‘Anatomy of a Scandal’ and ‘Golden Age’ are not good – 27/04/2022 – Maurício Stycer

It’s not every day that the viewer has access to two of the biggest streamings at the same time, a super production about Americans developed by an Englishman and another about English people produced by an American.

“The Golden Age”, available on HBO Max, and “Anatomy of a Scandal”, on Netflix, are shows that talk not only about the creatures that occupy the screen, but also, and a lot, about their creators.
The most interesting is the first. It bears the signature of Julian Fellowes, author of the screenplay for the film “Murder in Gosford Park” (2001), by Robert Altman, and creator of the very successful “Downton Abbey”, a series shown between 2010 and 2015.

Set between the 1910s and 1920s, “Downton Abbey” revolves around the daily life of a family of British nobility, impacted by the political reality of Great Britain during the First World War and the permanence of a series of social rites that begin to sound anachronistic.

The series very skillfully explores the contrasts between the reality of the bosses and that of dozens of employees. Physically separated between upstairs and downstairs, they live a peculiar class struggle, which oscillates between dramatic and humorous moments.
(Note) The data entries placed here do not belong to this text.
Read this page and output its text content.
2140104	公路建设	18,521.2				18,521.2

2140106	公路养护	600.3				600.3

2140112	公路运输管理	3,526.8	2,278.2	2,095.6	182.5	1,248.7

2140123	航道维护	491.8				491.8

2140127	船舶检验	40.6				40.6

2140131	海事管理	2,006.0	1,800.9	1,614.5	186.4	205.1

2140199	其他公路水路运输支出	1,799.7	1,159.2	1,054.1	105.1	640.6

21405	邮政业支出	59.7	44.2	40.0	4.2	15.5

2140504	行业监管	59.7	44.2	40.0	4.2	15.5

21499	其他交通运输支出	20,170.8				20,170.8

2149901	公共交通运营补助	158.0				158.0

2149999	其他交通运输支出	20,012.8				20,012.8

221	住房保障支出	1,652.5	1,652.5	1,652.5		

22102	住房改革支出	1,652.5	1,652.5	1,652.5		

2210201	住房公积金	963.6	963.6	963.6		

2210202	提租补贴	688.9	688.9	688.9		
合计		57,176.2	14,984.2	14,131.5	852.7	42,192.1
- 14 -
“The Golden Age” repeats this same structure, but to speak of the conflict between traditional and nouveau riche families in New York in the 1880s.

The nine episodes of the first season are centered on the struggle of the Russells, obsessed with being accepted in the high society environment ruled by families like the Astors, who despise new money.
The generous and even affectionate gaze that Fellowes bestows on British nobles in “Downton Abbey” finds no match in the portrayal of Americans in “The Golden Age.”

Both the rich old men and the upstarts are horrible, arrogant, evil people. There is little or no camaraderie among employees. There is almost no humor in the series, save for the exaggerated portrayal of a rich curmudgeon, Agnes van Rhijn, played by Christine Baranski, and her kind sister, Ada Brook, played by Cynthia Nixon.

But what’s even worse is the feeling that Fellowes, uninspired, just took the form that “Downton Abbey” was based on, added new ingredients and created “The Golden Age.”

The gap between intent and outcome is even greater in “Anatomy of a Scandal.” Like two other recent creations by David E. Kelley, the lauded “The Undoing” and “Big Little Lies”, the new series also deals with sexual abuse and violence, now not among American millionaires but among elite English figures.

James Whitehouse, a British parliamentarian, very close to the prime minister, is accused of raping an employee of his cabinet, at the end of an extramarital relationship.

Over six episodes, we follow the trial of the case and the impact it has on Whitehouse’s wife, Sophie, played by Sienna Miller, and the ruthless prosecutor, Kate Woodcroft, played by Michelle Dockery – one of the main actresses of “Downton Abbey”. .

It’s a series with exaggerated interpretations, visuals in extreme bad taste and cartoonish dialogues, all unintentionally hilarious, as a BBC review rightly pointed out. “It’s very English people doing things that American people think very English people do — men walking around in bowler hats and bow ties, drinking huge amounts of whiskey in their offices and wishing their colleagues a ‘glorious’ weekend. “

My suggestion is: keep your distance. I take the opportunity to let you know that I take a break in May and return with the column in June.